Os agentes políticos [...] fazem jus, por força do § 3º, do art. 39, da Constituição Federal de 1988, ao décimo terceiro salário e ao gozo de férias remuneradas, acrescidas do terço constitucional. No entanto, enquanto em atividade no serviço público somente lhes é devido o valor relativo ao décimo terceiro salário, não cabendo a conversão em pecúnia do valor das férias vencidas e não gozadas, uma vez que poderão ser usufruídas oportunamente, com a remuneração acrescida do terço constitucional. A indenização das férias vencidas e não usufruídas na atividade só é devida quando o servidor deixar o serviço público' (Apelação Cível n. 2006.046354-7, de Curitibanos, Relator: Des. Jaime Ramos, Quarta Câmara de Direito Público, j. 26/06/2008)" (AC n. 0005660-22.2012.8.24.0030, de Imbituba, rel. Des. Paulo Ricardo Bruschi, j. 5-4-2018). (TJSC, Des. Jorge Luiz de Borba). (AC n. 0309707-26.2017.8.24.0018, de Chapecó, rel. Pedro Manoel Abreu, Primeira Câmara de Direito Público, j. 19-5-2020)
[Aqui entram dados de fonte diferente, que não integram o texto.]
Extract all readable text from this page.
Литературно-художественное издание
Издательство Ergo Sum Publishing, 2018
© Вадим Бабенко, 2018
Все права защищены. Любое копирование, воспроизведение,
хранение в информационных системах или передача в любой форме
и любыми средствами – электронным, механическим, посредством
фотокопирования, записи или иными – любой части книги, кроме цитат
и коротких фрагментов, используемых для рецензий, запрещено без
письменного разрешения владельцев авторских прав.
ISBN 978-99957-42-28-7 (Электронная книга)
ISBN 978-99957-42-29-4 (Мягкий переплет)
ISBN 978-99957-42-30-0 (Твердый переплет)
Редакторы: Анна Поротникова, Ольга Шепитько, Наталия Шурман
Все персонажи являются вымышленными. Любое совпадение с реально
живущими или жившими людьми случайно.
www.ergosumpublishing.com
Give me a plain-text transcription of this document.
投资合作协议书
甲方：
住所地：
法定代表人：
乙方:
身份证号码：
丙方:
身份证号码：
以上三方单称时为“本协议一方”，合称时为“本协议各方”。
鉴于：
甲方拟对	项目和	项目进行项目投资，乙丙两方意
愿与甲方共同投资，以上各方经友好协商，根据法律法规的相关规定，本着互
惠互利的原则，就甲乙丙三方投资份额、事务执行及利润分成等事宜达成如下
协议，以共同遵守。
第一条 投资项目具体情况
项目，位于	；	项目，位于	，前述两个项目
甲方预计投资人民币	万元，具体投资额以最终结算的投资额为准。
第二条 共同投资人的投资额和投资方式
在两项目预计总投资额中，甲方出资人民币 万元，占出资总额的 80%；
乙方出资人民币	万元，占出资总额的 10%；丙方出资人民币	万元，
Em resumo, nos dois casos, os autores são agentes políticos e requereram indenização das gratificações natalinas e das férias não usufruídas, acrescidas do terço constitucional.

Nesse ponto, colhe-se do voto como razão de decidir, porque há identidade de teses jurídicas:

Cinge-se a demanda em definir se o autor/apelante possui ou não direito de recebimento de férias, terço constitucional de férias e gratificação natalina durante o exercício do mandado de cargo eletivo (Prefeito de Nova Itabaraba/SC).

O art. 7º, incisos VIII e XVII, da Constituição Federal, assegura aos trabalhadores urbanos e rurais, o recebimento de "décimo terceiro salário com base na remuneração integral ou no valor da aposentadoria" (inciso VIII) e o "gozo de férias anuais remuneradas com, pelo menos, um terço a mais do que o salário normal" (inciso XVII).

Por sua vez, o art. 39, § 3º, da Carta Magna, prevê que "aplica-se aos servidores ocupantes de cargo público o disposto no art. 7º, IV, VII, VIII, IX, XII, XIII, XV, XVI, XVII, XVIII, XIX, XX, XXII e XXX, podendo a lei estabelecer requisitos diferenciados de admissão quando a natureza do cargo o exigir".

Já o §4º do mesmo art. 39 da Constituição Federal, dispõe que "o membro de Poder, o detentor de mandato eletivo, os Ministros de Estado e os Secretários Estaduais e Municipais serão remunerados exclusivamente por subsídio fixado em parcela única, vedado o acréscimo de qualquer gratificação, adicional, abono, prêmio, verba de representação ou outra espécie remuneratória, obedecido, em qualquer caso, o disposto no art. 37, X e XI".

Esse evidente conflito de normas que, sabidamente, causou profundas dissidências jurisprudenciais foi solucionado pela Corte Suprema em sede de repercussão geral (Tema 484 - RE n. 650.898) que fixou a tese de que "o artigo 39, parágrafo 4º, da Constituição Federal não é...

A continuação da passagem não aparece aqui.